After fixing my IIsi logic board (caps) and its PSU (caps) I found the ADB keyboard beginning to act strangely. Sometimes it seemed dead, other times it would pass through a couple of characters then freeze.

Mouse was fine, so I reckoned the ADB controller on the logic board must be OK, and the cable was most likely OK.

Soft power button (reset) also worked reliably. In fact, pressing the power button after a number of failed keystrokes resulted in display of the first 2-3 characters (apparently released from the keyboard's onboard buffer) and then sometimes a string of random characters that would continue until hitting the power button again. Clearly the controller chip was getting garbled signals somehow, or was corrupted.

Opened it up, blew out a bit of accumulated wool, inspected PCB carefully. No cracked traces or dry solder joints anywhere. However, there are two electrolytic caps, one at each end of the controller chip - both 1uf x 50v.

Replaced those two caps and problem seems solved. They must have been failing and letting some sort of electrical noise disturb the controller logic.

The keyboard is M00487, originally sold with a Mac Classic.

Rick

 
Very good to know. Those caps seem to be ruining everything's day after 20 years.

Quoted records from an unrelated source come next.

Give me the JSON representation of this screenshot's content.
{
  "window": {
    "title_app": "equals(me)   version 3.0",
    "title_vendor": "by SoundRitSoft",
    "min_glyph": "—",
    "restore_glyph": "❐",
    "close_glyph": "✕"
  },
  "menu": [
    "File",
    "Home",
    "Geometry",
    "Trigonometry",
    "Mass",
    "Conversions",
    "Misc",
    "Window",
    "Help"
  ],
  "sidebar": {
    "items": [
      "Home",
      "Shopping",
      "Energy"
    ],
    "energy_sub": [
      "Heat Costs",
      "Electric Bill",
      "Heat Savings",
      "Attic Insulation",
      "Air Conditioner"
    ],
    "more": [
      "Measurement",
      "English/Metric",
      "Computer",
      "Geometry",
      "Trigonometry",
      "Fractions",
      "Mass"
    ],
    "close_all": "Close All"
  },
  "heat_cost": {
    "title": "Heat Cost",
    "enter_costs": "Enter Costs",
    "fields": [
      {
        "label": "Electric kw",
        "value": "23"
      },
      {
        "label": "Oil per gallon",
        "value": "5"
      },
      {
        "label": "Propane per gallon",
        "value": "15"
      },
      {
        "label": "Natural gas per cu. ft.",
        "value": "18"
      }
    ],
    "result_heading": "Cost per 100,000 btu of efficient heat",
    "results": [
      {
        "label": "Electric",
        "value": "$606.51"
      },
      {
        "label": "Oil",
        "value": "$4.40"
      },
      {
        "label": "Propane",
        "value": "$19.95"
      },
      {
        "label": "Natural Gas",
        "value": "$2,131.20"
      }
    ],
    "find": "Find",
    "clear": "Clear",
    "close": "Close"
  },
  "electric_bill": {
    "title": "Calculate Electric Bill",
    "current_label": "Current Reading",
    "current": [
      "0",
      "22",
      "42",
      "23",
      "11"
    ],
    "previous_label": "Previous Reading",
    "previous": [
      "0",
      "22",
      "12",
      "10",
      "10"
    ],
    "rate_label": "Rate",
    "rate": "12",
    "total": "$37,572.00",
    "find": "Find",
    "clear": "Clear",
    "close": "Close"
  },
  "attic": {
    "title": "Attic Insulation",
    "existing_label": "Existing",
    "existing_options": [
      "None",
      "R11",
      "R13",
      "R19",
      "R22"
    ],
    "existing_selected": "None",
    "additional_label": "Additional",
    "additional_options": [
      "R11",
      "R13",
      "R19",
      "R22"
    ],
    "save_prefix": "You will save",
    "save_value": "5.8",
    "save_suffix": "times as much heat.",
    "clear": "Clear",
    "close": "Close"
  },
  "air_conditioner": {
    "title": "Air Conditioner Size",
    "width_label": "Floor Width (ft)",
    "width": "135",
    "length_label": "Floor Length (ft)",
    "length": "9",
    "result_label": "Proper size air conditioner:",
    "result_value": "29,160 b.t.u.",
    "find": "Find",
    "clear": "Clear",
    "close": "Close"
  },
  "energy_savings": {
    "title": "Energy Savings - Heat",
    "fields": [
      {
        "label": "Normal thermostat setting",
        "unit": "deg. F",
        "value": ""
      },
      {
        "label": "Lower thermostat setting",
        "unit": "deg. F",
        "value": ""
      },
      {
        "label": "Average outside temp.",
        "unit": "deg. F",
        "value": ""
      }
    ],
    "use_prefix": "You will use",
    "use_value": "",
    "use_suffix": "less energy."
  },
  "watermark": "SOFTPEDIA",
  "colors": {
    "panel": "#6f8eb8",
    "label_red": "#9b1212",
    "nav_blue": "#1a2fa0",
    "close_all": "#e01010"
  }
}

Can we move this to the peripheral forum?

 
Ugh, now I'll have to deal with my keyboard failing at some point? I don't think I've ever hated an electronic component as much as surface mount capacitors from 2 decades ago.

 
yeah those old leaky electrolytics are quite annoying... good news is (10uf 16v) and (1uf 50v) ceramic caps are so cheap now, by default i'm using them with the standard cap price, way easier for me to install, especially with the LC-I/II recaps.